Arya sat on a window seat in a long-forgotten room in the corner of Uru'baen, playing with a strand of her hair, staring blankly out of the window. They had won. She knew that it would take her years to come to terms with that simple truth. Of course, that wasn't what was gnawing at her heart, what was dominating her mind and emotions, leaving her numb inside. A few raindrops fell on the window and she watched them, her mind elsewhere.

The promise she had made still rang in her mind; "I will not die." How ironic that had been, how strange that she, the one going into danger, following Eragon on a fool's errand, had lived and her mother, surrounded by elves and spellcasters and strong in sword and magic, with many more years of experience, had been the one to die. Arya had known somehow, that she would not perish, that she would endure, but the thought that her mother, the Queen, would die, was so unthinkable, so intangible that it had never crossed her mind.

Yes, she had worried, for her mother and the multitudes of other elves putting themselves in danger, but she hadn't really believed that her mother could ever die. Especially not now, not when they were just beginning to understand each other, to understand that the other cared. To have her brutally torn away, with not even a chance at goodbye, as her father had been so many years ago, didn't seem real somehow. She almost believed that her mother would enter at any time, scold her for sitting around when there was so much to do and then smile cautiously, as she had done so many times over the past few weeks, to take the sting out of her words. Arya buried her head in her arms. How huge, how hopeless to conceive, that her mother was gone, gone forever, that they would never again argue, never again talk of the world, that her mother would never again return to Du Weldenvarden and walk beneath the leafy green branches.
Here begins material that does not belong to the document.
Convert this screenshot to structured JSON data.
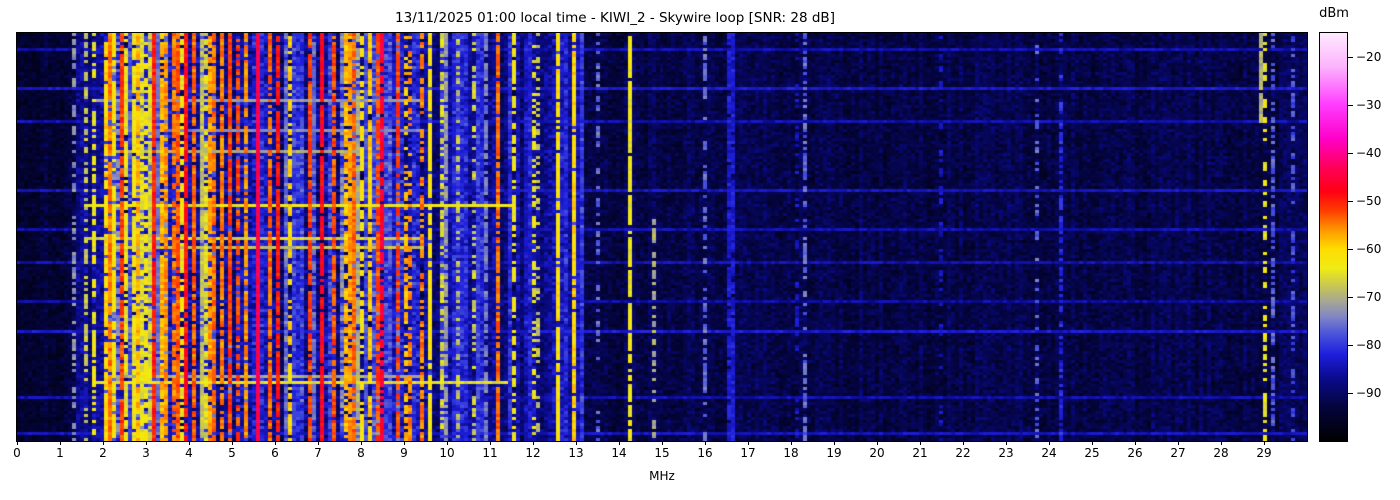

And still her promise rang in her mind, that ironic promise, taunting her with it's fulfilment. "No," Arya whispered, "it was not me who had to die mother, but you, even though you worried so and I did not, even though you were always cautious and I was not. You did not wish me to leave and perhaps, had I been with you, you would not have. I did not think, I..." she trailed off, still staring at the window. "Why did you do it? Why did you attack him? How did he win against you, mother? And how was it that Roran, who is human, prevailed where you could not? How could a human succeed where all the might of the elves had failed, twice? How did Eragon win where father failed and how did Roran win against such a monster?" She leant back against the wall, that one question refusing to leave her mind; how could Roran, a human, not even a spellcaster, win where her mother had failed, where countless elves had failed?

She returned her gaze to the window. Was that the price they had to pay, for ridding Alagaesia of Galbatorix? Her mother's life for theirs? More proof that no gods could exist in this world, that they would demand such a price, when her mother had sacrificed so much for their people? Sighing, she leaned her head against the wall, watching the rain trickle down the window, looking like tears.